Owner of Smoke Island Mo Aljoumari said, “When I searched for this shop, I didn’t know that schools were here. Otherwise I would not be here.” Aljoumari emphasized that his shop follows the DC law concerning vape and tobacco products.

“We will try to do our best to prevent any students from buying products,” he said. “Our policy is according to the law, the law says that any person under 21 cannot be served any products.”

On the front door of the shop is a sign saying, “No tobacco products will be sold to any person under the age of 21 years old. You will be asked for proof of age. ‘DC Law.’” There is also a sign with information about Juul products, which warns that nicotine is an addictive chemical and that it is designed for adult smokers.

Within the store, there are some items, like water and handbags, that students can still purchase if they are under 21.

Aljoumari says he and his staff diligently check ID for every customer, but nonetheless have encountered some trouble with students.

“I had some students, and I had to push them to get out,” Aljoumari said. “If they try not to follow the law, we will call the police.”

Despite Aljoumari’s alleged strict ID policy, Wilson students have been able to purchase nicotine products at Smoke Island. One student, who chose to remain anonymous, said that they know two people who have been able to purchase products. “I feel like [Smoke Island] will increase [usage in] the people who are already users, just like getting more stuff, if it’s that accessible,” they said.

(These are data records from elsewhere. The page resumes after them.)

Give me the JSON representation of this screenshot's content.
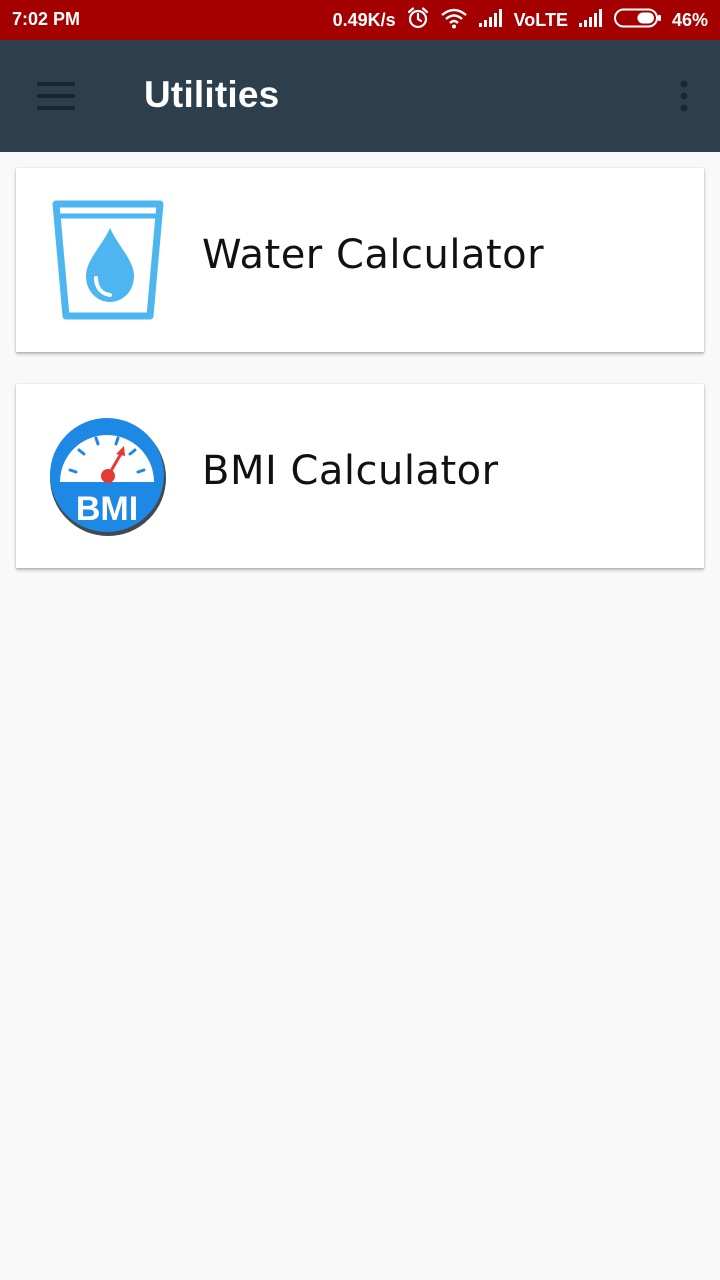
{
  "status_bar": {
    "time": "7:02 PM",
    "net_speed": "0.49K/s",
    "network_label": "VoLTE",
    "battery_percent": "46%",
    "battery_level": 0.46,
    "icons": [
      "alarm-icon",
      "wifi-icon",
      "signal-icon",
      "volte-label",
      "signal-icon",
      "battery-icon"
    ]
  },
  "app_bar": {
    "title": "Utilities",
    "menu_icon": "hamburger-menu-icon",
    "overflow_icon": "more-vert-icon"
  },
  "items": [
    {
      "label": "Water Calculator",
      "icon": "water-glass-icon",
      "accent": "#4db6f0"
    },
    {
      "label": "BMI Calculator",
      "icon": "bmi-gauge-icon",
      "accent": "#1e88e5",
      "icon_text": "BMI"
    }
  ],
  "colors": {
    "status_bar": "#a40000",
    "app_bar": "#2d3f4d",
    "background": "#f9f9f9",
    "card": "#ffffff",
    "gauge_needle": "#e53935"
  }
}
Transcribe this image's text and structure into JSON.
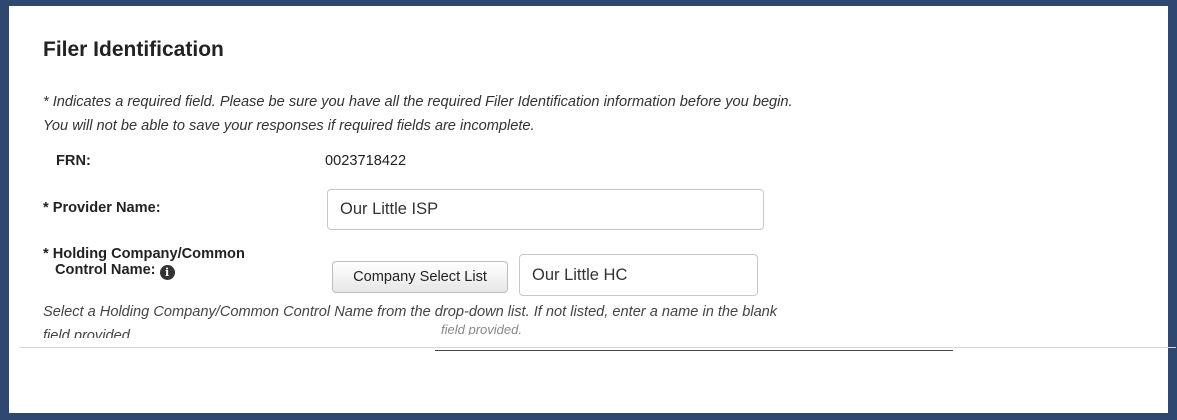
{
  "form": {
    "title": "Filer Identification",
    "instructions": [
      "* Indicates a required field. Please be sure you have all the required Filer Identification information before you begin.",
      "You will not be able to save your responses if required fields are incomplete."
    ],
    "frn": {
      "label": "FRN:",
      "value": "0023718422"
    },
    "provider_name": {
      "label": "* Provider Name:",
      "value": "Our Little ISP"
    },
    "holding_company": {
      "label_line1": "* Holding Company/Common",
      "label_line2": "Control Name:",
      "info_icon": "info-icon",
      "button_label": "Company Select List",
      "value": "Our Little HC"
    },
    "help_text": [
      "Select a Holding Company/Common Control Name from the drop-down list. If not listed, enter a name in the blank",
      "field provided."
    ],
    "ghost_text": "field provided."
  },
  "colors": {
    "frame": "#2f4872",
    "text": "#222222"
  }
}
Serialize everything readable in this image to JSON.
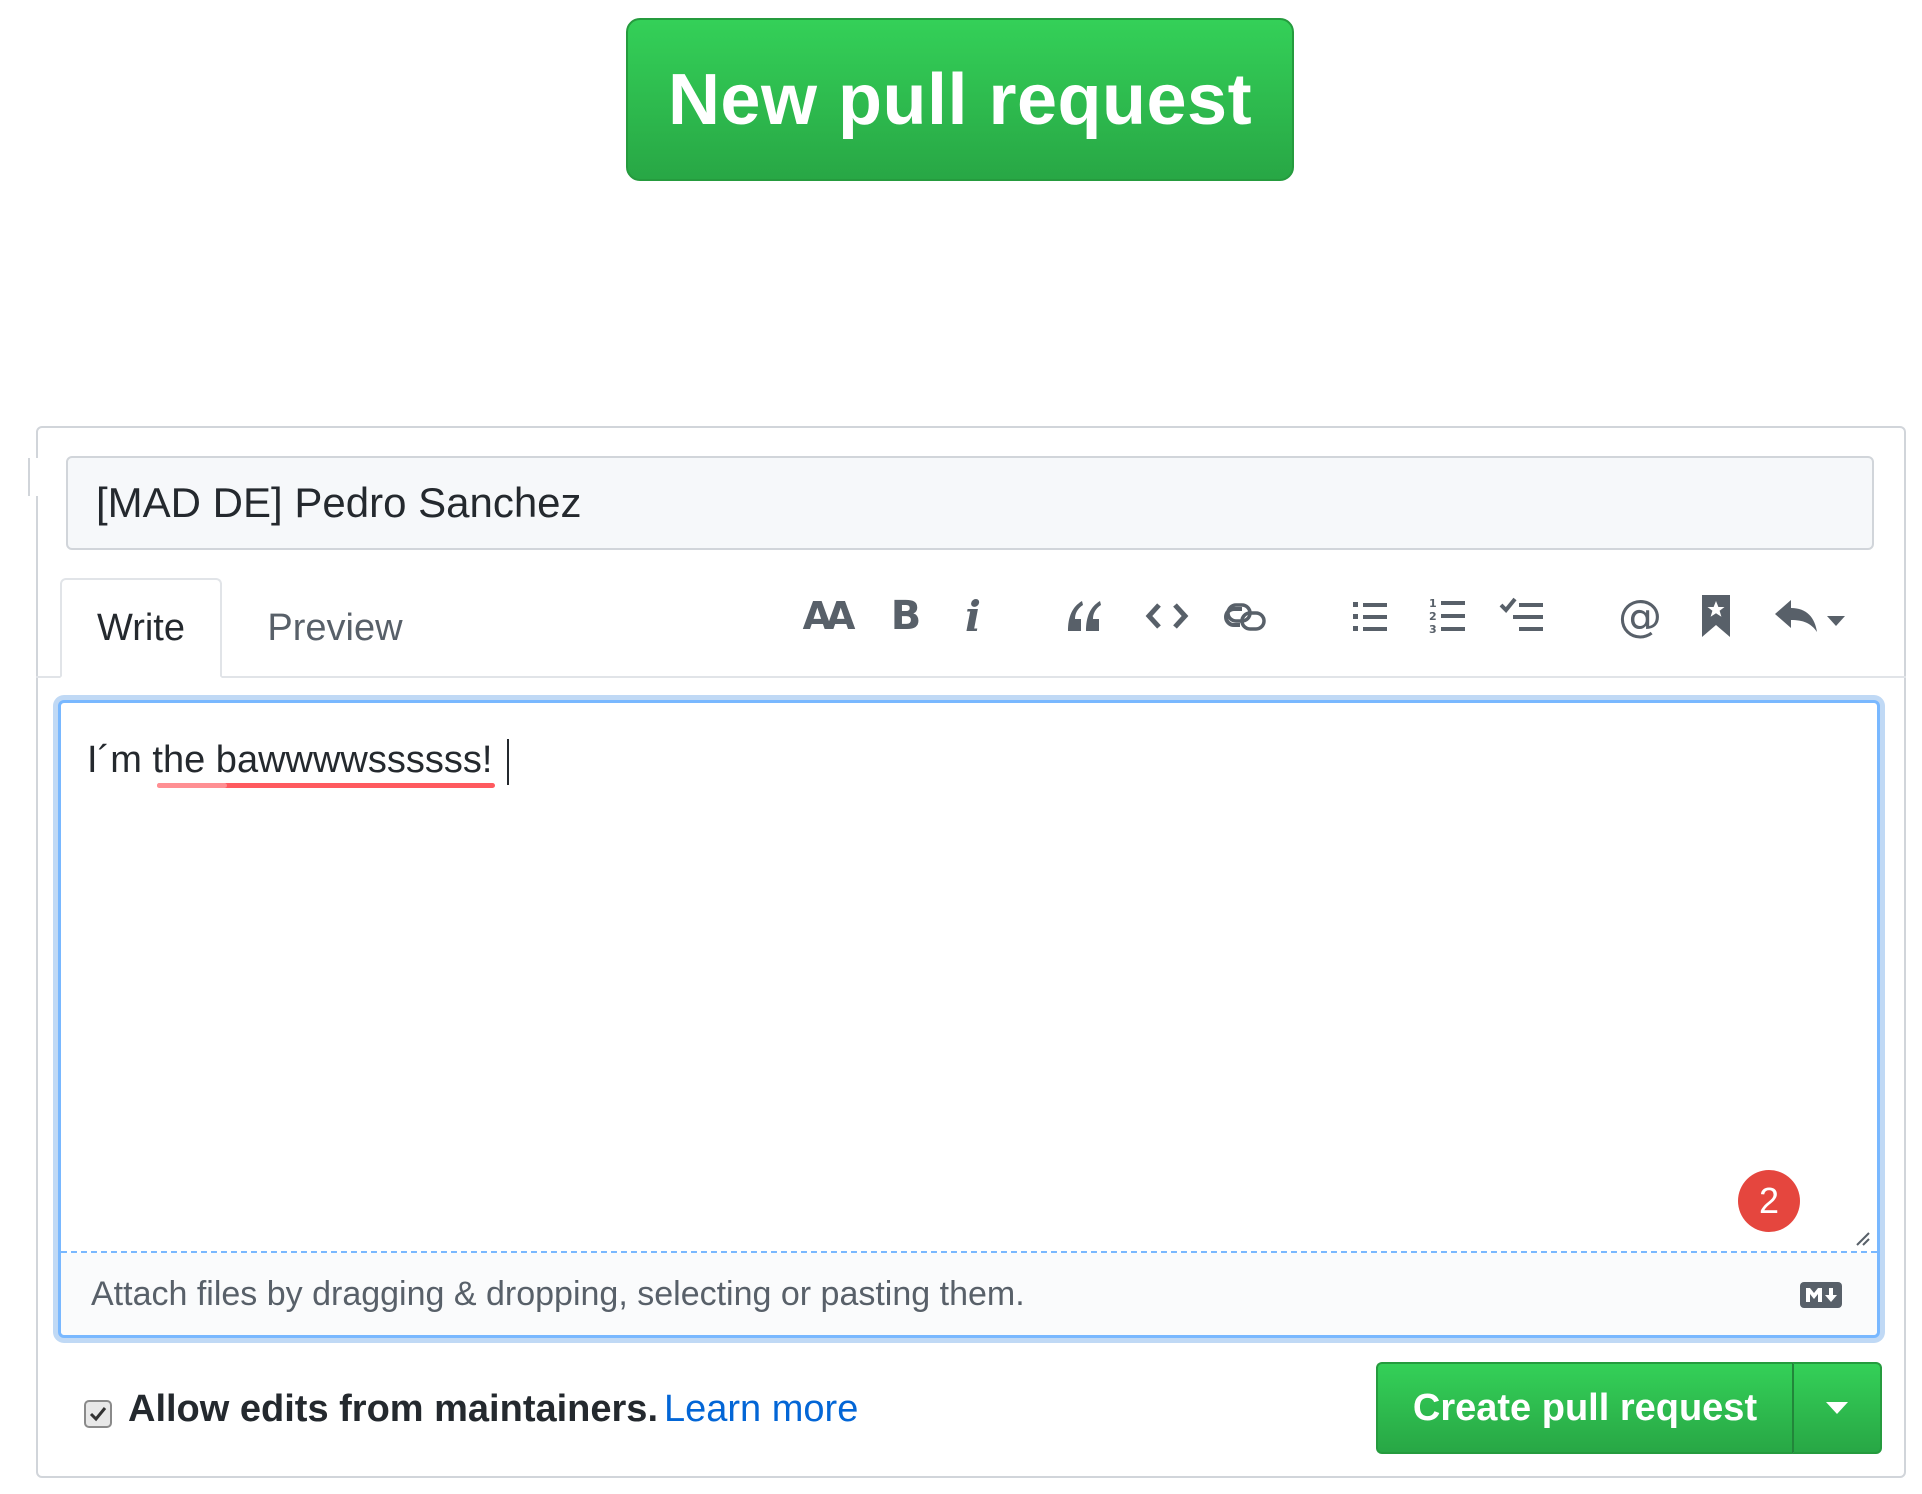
{
  "top_button": {
    "label": "New pull request"
  },
  "pr_form": {
    "title_value": "[MAD DE] Pedro Sanchez",
    "tabs": [
      {
        "label": "Write",
        "active": true
      },
      {
        "label": "Preview",
        "active": false
      }
    ],
    "toolbar": [
      {
        "icon": "text-size-icon",
        "glyph": "AA"
      },
      {
        "icon": "bold-icon",
        "glyph": "B"
      },
      {
        "icon": "italic-icon",
        "glyph": "i"
      },
      {
        "icon": "quote-icon"
      },
      {
        "icon": "code-icon"
      },
      {
        "icon": "link-icon"
      },
      {
        "icon": "unordered-list-icon"
      },
      {
        "icon": "ordered-list-icon"
      },
      {
        "icon": "task-list-icon"
      },
      {
        "icon": "mention-icon",
        "glyph": "@"
      },
      {
        "icon": "bookmark-icon"
      },
      {
        "icon": "reply-icon"
      }
    ],
    "body_value": "I´m the bawwwwssssss!",
    "attach_hint": "Attach files by dragging & dropping, selecting or pasting them.",
    "notification_badge": "2",
    "allow_edits_label": "Allow edits from maintainers.",
    "allow_edits_checked": true,
    "learn_more_label": "Learn more",
    "submit_label": "Create pull request"
  },
  "colors": {
    "green": "#28a745",
    "link_blue": "#0366d6",
    "focus_blue": "#79b8ff",
    "badge_red": "#e5463e"
  }
}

Soon after opening, parents held protests outside Aljoumari’s shop. “They said they don’t want me here,” Aljoumari said.

Newman’s agenda, however, was slightly different than the other protesters. Her objective was not specifically to shut down Aljoumari’s business, but rather gather more data on the rising trend in DC.

“I was requesting that [DC government] staff do a survey and see how many vape shops there are, because they are sprouting up very quickly,” Newman said. “There should at least be a law that [vape shops] can’t be anywhere near a school.”

Early pushback has not affected Aljoumari’s plans to give back to the community. “We will try to be part of the community. We will try to support. I’ve seen some people who are homeless, who are very poor, and we try to help,” Aljoumari said. In the meantime, with no legislation to block it, Smoke Island is here to stay.